Early on, in page 4, is this paragraph:
“Spanner’s data model is not purely relational, in that rows must have names. More precisely, every table is required to have an ordered set of one or more primary-key columns. This requirement is where Spanner still looks like a key-value store: the primary keys form the name for a row, and each table defines a mapping from the primary-key columns to the non-primary-key columns. A row has existence only if some value (even if it is NULL) is defined for the row’s keys. Imposing this structure is useful because it lets applications control data locality through their choices of keys.”
This made no sense to me. It’s not purely relational because every table needs a primary key? In relational theory, every relation is required to have at least one candidate key.
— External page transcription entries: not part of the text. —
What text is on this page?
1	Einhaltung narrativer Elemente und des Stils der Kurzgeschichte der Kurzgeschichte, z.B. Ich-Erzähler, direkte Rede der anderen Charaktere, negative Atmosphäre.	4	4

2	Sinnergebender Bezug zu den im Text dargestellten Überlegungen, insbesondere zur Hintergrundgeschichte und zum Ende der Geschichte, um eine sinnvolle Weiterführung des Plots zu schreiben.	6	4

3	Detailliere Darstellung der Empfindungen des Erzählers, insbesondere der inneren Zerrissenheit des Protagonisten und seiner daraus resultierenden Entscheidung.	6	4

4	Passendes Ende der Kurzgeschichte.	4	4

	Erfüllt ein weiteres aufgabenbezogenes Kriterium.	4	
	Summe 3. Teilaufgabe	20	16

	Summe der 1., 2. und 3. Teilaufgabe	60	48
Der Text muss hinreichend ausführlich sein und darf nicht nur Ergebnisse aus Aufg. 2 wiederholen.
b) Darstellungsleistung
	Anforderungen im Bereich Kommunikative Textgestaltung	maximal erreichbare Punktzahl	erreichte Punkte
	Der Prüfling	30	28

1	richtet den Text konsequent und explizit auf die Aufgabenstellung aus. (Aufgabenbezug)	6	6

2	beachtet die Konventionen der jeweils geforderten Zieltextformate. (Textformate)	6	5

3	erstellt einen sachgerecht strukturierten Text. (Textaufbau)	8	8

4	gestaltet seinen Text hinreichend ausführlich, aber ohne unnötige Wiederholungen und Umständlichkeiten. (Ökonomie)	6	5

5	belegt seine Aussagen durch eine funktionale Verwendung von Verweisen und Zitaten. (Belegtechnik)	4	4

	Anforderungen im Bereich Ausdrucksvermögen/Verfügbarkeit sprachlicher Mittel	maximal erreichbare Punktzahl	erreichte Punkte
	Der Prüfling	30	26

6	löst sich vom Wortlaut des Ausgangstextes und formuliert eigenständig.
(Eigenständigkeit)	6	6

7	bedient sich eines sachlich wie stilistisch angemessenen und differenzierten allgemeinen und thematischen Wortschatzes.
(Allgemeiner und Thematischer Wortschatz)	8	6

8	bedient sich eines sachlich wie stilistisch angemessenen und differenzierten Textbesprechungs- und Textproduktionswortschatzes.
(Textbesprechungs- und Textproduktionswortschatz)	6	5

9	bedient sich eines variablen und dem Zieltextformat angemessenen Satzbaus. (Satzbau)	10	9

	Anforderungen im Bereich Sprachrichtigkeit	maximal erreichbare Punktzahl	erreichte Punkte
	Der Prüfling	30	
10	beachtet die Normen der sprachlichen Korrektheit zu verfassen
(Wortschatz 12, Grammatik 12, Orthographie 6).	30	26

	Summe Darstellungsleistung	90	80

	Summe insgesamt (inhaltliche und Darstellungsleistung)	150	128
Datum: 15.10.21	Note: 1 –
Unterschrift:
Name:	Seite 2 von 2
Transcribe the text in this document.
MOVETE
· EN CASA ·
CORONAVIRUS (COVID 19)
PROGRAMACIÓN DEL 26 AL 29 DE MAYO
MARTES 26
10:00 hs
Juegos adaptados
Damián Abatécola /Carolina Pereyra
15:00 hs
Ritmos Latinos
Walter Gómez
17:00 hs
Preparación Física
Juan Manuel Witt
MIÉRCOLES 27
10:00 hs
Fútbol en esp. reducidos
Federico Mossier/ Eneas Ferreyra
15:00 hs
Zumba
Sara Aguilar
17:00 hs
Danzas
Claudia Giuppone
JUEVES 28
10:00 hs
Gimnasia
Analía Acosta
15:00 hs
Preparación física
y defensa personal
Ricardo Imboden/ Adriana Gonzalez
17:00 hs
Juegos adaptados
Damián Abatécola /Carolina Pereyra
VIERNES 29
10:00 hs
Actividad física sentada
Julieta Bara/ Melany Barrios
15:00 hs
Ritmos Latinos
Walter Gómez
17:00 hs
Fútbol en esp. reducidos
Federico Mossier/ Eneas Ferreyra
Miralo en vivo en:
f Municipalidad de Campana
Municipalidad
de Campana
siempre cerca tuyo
Is this confusion between “logical” relational theory and current implementations that allow duplicate rows in tables? Maybe because it’s an *ordered* set, is that the point?
To me, the not-relational part to me sounds like the fact that primary keys can include NULLs.
Or are they really referring to the fact that data are grouped somewhat hierarchically? (As explained later in the paper.) That would make more sense to me.
Anyway, those first three sentences confuse me. But I’m new to a lot of this. I’m just a simple caveman. Your modern ways confuse me. I’m not arguing that Spanner is purely relational, just saying that I don’t get those first three sentences. Maybe someone can explain them to me.